Online shopping is becoming ubiquitous in many parts of the world. The internet today enables retailers to open online and serve customers at any time of the day without the need for them to visit a physical store.
This is especially true in countries like China, the US and the UK, which lead the pack when it comes to e-commerce. Globally, e-commerce is a trillion-dollar industry and online retailing is a major part of it.
Online retailing is a relatively new phenomenon and still a small element of total retailing in Africa. In South Africa, for instance, total online sales in 2016 were estimated at R9bn (US$660m) which was only 1% of total retail sales.
The rapid penetration of internet technologies around the continent provides hope for e-commerce’s continued growth. Firms that want to enter the online retailing market must learn and develop strategies that will help them benefit from this growth.
I undertook a study that looked at various factors that influence customer attitudes towards online stores. It focused on existing online shoppers from South Africa’s Gauteng province, which is the country’s economic powerhouse. There were 201 respondents in the study. All were older than 18 and from the middle- to upper-income groups according to the South African Living Standard Measure. Ninety-eight were men and 103 were women.
The respondents completed a structured questionnaire. They gave answers on a scale from one (strongly disagree) with a statement to five (strongly agree). The customers were asked to have a specific online store in mind when answering the questions.

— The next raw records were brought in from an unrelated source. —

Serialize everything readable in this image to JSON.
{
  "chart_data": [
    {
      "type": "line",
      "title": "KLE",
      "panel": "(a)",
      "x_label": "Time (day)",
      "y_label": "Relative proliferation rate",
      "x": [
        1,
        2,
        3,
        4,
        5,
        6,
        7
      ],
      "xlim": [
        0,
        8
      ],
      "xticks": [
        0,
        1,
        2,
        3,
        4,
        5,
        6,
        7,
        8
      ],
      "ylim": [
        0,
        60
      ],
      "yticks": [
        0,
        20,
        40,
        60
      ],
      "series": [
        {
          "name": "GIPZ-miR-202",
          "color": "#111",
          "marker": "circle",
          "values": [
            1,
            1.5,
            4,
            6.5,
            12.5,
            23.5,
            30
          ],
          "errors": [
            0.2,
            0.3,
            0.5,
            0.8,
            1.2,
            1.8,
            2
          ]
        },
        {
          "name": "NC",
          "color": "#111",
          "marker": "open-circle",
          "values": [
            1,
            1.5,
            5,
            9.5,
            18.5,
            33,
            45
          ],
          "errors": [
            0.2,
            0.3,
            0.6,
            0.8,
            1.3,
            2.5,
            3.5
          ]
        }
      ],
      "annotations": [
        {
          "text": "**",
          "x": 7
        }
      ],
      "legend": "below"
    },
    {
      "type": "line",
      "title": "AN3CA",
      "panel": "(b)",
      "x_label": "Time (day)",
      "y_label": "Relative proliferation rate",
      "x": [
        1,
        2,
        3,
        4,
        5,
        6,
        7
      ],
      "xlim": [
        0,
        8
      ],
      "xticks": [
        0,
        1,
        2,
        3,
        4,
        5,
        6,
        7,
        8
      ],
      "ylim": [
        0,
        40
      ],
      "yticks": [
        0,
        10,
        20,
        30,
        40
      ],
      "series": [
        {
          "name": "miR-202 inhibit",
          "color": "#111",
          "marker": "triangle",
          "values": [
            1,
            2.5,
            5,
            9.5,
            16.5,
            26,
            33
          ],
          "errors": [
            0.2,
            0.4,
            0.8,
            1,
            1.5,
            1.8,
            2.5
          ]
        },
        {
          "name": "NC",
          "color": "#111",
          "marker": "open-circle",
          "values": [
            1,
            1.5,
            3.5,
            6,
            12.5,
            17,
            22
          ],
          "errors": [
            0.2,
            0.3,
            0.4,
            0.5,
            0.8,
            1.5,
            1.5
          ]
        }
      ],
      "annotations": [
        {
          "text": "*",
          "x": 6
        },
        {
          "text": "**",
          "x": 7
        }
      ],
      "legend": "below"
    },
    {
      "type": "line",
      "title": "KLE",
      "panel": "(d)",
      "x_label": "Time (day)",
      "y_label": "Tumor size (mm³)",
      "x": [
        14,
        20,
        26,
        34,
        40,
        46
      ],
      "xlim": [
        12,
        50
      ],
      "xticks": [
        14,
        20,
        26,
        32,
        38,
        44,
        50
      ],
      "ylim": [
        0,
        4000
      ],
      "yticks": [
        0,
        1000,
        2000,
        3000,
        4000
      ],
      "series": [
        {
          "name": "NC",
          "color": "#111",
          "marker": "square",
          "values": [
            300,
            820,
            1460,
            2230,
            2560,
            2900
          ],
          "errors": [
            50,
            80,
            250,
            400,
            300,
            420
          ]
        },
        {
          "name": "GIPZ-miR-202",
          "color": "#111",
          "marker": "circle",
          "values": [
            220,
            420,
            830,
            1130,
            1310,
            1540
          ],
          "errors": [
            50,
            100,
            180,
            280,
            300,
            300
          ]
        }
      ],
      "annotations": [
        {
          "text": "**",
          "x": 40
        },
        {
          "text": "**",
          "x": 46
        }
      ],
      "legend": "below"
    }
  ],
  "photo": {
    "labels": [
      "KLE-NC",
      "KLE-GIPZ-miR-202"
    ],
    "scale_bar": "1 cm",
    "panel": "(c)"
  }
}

The findings showed that customers, in general, were positive about the online retail stores they were using. Four main factors influenced their attitudes and intentions to shop at a particular online store again. These were:
1. Store offerings: Denoted by the choice of products and the price at which the products are offered, this emerged as the main source of customer value associated with a store. Customers rate an online store’s offering as high when they are happy with the type and quality of products on offer as well as the price at which these are offered.
2. Navigation aids: This refers to website elements that help shoppers to easily find what they are looking for. Navigation aids can make online store visits easy and encourage shoppers to take desirable action like visiting more pages associated with an online store and purchasing products. Examples of online store navigation aids include a good site map, a FAQ (frequently asked questions) section and a built-in search facility.
3. Security concerns: Online shopping entails sharing of personal information, including credit card details, and many respondents were anxious about the security of such information. They worry about data breaches and the possibility of their personal information ending up in the hands of hackers or other unauthorised people.
4. Fulfilment reliability: This refers to dependability in the way in which online shopping orders are processed. It is about having the right products delivered to customers within stipulated time frames.
Implications for retailers
Online retailers need to realise that not everyone who has access to the internet is a potential customer. Segmentation and target marketing is key to ensuring that customers are satisfied with an online store’s offering. When this is properly done, it will help an online store to stock products and implement pricing strategies that will have high appeal to the target market.
It’s also important to give serious attention to online store design issues. They need to provide good navigation aids to facilitate the provision of access and search convenience. Ease of navigation is critical to enhancing any online customer’s shopping experience.
Thirdly, online retailers need to appreciate that their customers are likely to have some security concerns. Online retailers have a duty to help ensure their customers’ security by keeping up to date with technological developments in this area and using the best security systems available.
The study’s findings about order fulfilment show how important it is to invest in a good order processing system. Customers need a clear indication of when they can expect their orders. If there are any delays customers must be informed in good time to quell their anxiety. Online retailers should invest in order tracking services so customers can easily follow the progress of their orders.
It is worth noting that focusing on these four factors – store offerings, navigation aids, security concerns and reliability in order fulfilment – can encourage customers to repurchase from the same store. Any online retailer must work not just to acquire new customers, but to retain existing ones.
Limitations and future studies
All these findings must be understood bearing in mind that the study had some limitations.
It was based on a sample of respondents drawn from Gauteng, which is South Africa’s most urbanised province. This means the findings may not be generalised to all parts of the country.
Secondly, it looked at online stores in general rather than those in a particular industry. This means that any industry differences in factors that influence attitude towards online stores could not be established.
Future studies may include samples drawn from different parts of the country or the continent as well as aim at establishing industry differences or similarities by focusing on retailing within a single or a few industries.